First, ‘CollegeCorps in the high schools’ will be trained on college 101 curriculum and college essay writing skills so volunteers may further support college summit’s work in the high schools; and,
second, ‘CollegeCorps in the community’, consisting of local undergraduate students fresh from the college-going process and partnered with city adults, will canvass our communities to ignite the aspiration and expectation for a college education in the parents of all our k‑8 students. We will go door, to door.
Together these efforts will initiate, nurture and ultimately support the college going aspiration and work of promise kids and their families.
New Haven promise must be more than a scholarship program if it is to fulfill its mission.
Conclusion
Ultimately promise must be a citywide commitment, a citywide civic enterprise that organizes New Haven’s adults around its young people. An enterprise centered on traditional values of hard work, persistence and initiative.

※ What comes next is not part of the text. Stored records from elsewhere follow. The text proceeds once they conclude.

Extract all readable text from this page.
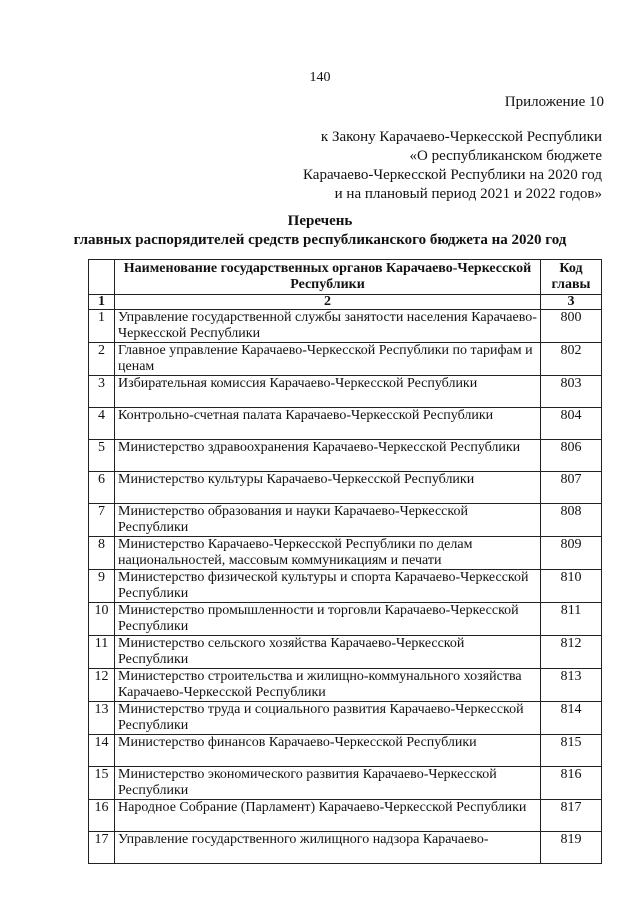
140
Приложение 10
к Закону Карачаево-Черкесской Республики
«О республиканском бюджете
Карачаево-Черкесской Республики на 2020 год
и на плановый период 2021 и 2022 годов»
Перечень
главных распорядителей средств республиканского бюджета на 2020 год
	Наименование государственных органов Карачаево-Черкесской Республики	Код главы
1	2	3
1	Управление государственной службы занятости населения Карачаево-Черкесской Республики	800
2	Главное управление Карачаево-Черкесской Республики по тарифам и ценам	802
3	Избирательная комиссия Карачаево-Черкесской Республики	803
4	Контрольно-счетная палата Карачаево-Черкесской Республики	804
5	Министерство здравоохранения Карачаево-Черкесской Республики	806
6	Министерство культуры Карачаево-Черкесской Республики	807
7	Министерство образования и науки Карачаево-Черкесской Республики	808
8	Министерство Карачаево-Черкесской Республики по делам национальностей, массовым коммуникациям и печати	809
9	Министерство физической культуры и спорта Карачаево-Черкесской Республики	810
10	Министерство промышленности и торговли Карачаево-Черкесской Республики	811
11	Министерство сельского хозяйства Карачаево-Черкесской Республики	812
12	Министерство строительства и жилищно-коммунального хозяйства Карачаево-Черкесской Республики	813
13	Министерство труда и социального развития Карачаево-Черкесской Республики	814
14	Министерство финансов Карачаево-Черкесской Республики	815
15	Министерство экономического развития Карачаево-Черкесской Республики	816
16	Народное Собрание (Парламент) Карачаево-Черкесской Республики	817
17	Управление государственного жилищного надзора Карачаево-	819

And, New Haven promise will be about everybody who lives in New Haven: regardless of income;
regardless of immigration status; and,
regardless of what past family history has told kids about what they can or can’t be.
Perhaps you know of the concept of “tikum olam” to heal the universe. That god created the universe, but did not finish it, or, make it perfect. And that therefore we, each of us, have an obligation toward improving the world. That this task of healing each other, is a spiritual, moral, and an individual conception of justice. And that it is in this mending mission, that lends meaning to our existence.
Ultimately promise is more than an investment in these kids. Ultimately it is about us. About our optimism in ourselves, and, our own future. It is about rejecting being a city of victims, and a choice to be a city of america’s future. A city with an ascendant future.
The New Haven promise scholarship and the New Haven promise partnership are two strong legs that will speed us on that journey. A journey of optimism and accomplishment.
It is why we are confident that even in the worst of economic times, it is the best of times to test our character, our determination, and, our conviction.
It is the best of times to succeed.
Thank you so much for your time this afternoon.